Second, there is the “triage” issue in the broader sense. Who gets the vaccine first? The traditional approach is to classify patients ( exactly where the term “triage” comes from.) Those who are so far gone that no vaccine would help them, those who are seriously symptomatic but may still be helped by intervention, those with mild symptoms or are asymptomatic who would profit from the intervention. Given such a classification, it is clear that the second group gets the vaccines first, the third group next, while palliative care aimed at making the end more comfortable should be made available to the first. But given a concrete situation like the Philippines, these are not the only considerations. Classification should also be based on the “capacity” to obtain the vaccine. Those financially able to pay the costs of inoculation on their own should do so, without asking for government resources to be spent on them. The government must prioritize those unable to obtain the vaccine on their own.
The third is a legal point. It is in this area that Food and Drug Administration regulation, consumer protection and competition laws are of paramount importance to see to it that the products are safe, and that in the competition that follows between different pharmaceutical companies, safety and quality do not suffer, and finally that healthy competition be allowed to keep the price of the vaccine reasonable, with government regulatory schemes set in place to prevent monopolies and cartels from developing.
The fourth point has to do with the costs of research. In a capitalist order it is foolish to ask pharmaceutical companies to desist from recouping the very high costs of research and development. To insist on this is to disincentivize research, and the next time we face one more epidemic that, as Albert Camus directly writes, is “just lurking in the holes,” they may not be too willing to invest in the needed research for the development of the vaccine. At the same time, however, this is a situation that calls on the social responsibility of corporations considering that the very societies from which they draw profit are the suffering communities. While welfare states may be able to absorb the costs of vaccination, very few are ready to do so. The costs therefore must necessarily be socialized with those who can afford paying reasonably more than those who cannot. I do not think that governments should be too eager to invoke the “compulsory licensing” provisions of most domestic intellectual property laws. This does not serve the purposes of providing incentives for research.

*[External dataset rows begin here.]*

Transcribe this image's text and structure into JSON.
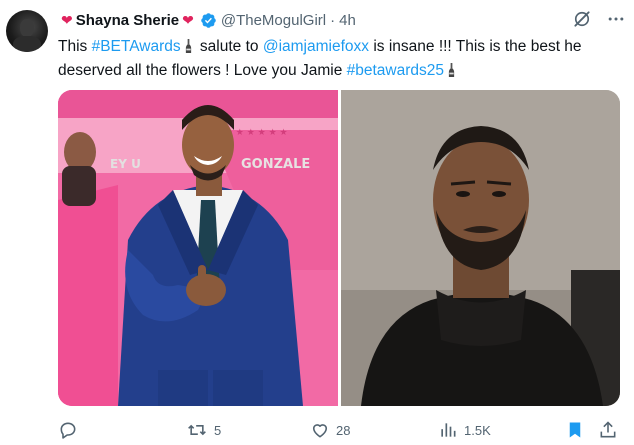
{
  "author": {
    "display_name": "Shayna Sherie",
    "heart_left": "❤",
    "heart_right": "❤",
    "handle": "@TheMogulGirl",
    "separator": "·",
    "time": "4h",
    "verified": true
  },
  "tweet": {
    "segments": [
      {
        "type": "text",
        "value": "This "
      },
      {
        "type": "hashtag",
        "value": "#BETAwards"
      },
      {
        "type": "emoji",
        "value": "bottle"
      },
      {
        "type": "text",
        "value": " salute to "
      },
      {
        "type": "mention",
        "value": "@iamjamiefoxx"
      },
      {
        "type": "text",
        "value": " is insane !!! This is the best he deserved all the flowers ! Love you Jamie "
      },
      {
        "type": "hashtag",
        "value": "#betawards25"
      },
      {
        "type": "emoji",
        "value": "bottle"
      }
    ]
  },
  "media": {
    "photo_left": {
      "name": "red-carpet-photo",
      "sign_text_1": "EY U",
      "sign_text_2": "GONZALE"
    },
    "photo_right": {
      "name": "portrait-photo"
    }
  },
  "actions": {
    "reply": {
      "icon": "reply-icon",
      "count": ""
    },
    "retweet": {
      "icon": "retweet-icon",
      "count": "5"
    },
    "like": {
      "icon": "heart-outline-icon",
      "count": "28"
    },
    "views": {
      "icon": "views-chart-icon",
      "count": "1.5K"
    },
    "bookmark": {
      "icon": "bookmark-filled-icon",
      "count": ""
    },
    "share": {
      "icon": "share-icon",
      "count": ""
    }
  },
  "colors": {
    "link": "#1d9bf0",
    "secondary": "#536471",
    "heart": "#e0245e",
    "bookmark_active": "#1d9bf0",
    "verified": "#1d9bf0"
  }
}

One last issue: can vaccination be compelled? While the general rule in medical ethics is that nothing may be done on a person without his informed consent, the danger of contagion, the destruction that this pandemic has wrought on human lives and on the economy and the concern for the general welfare allow the State to exercise its police power to compel vaccination, provided that “mass” vaccination does not mean “indiscriminate” vaccination. This means that agencies of government, such as the Department of Health, must evaluate each person for possible adverse reactions, interactions with drugs already being taken and idiosyncratic sequelae.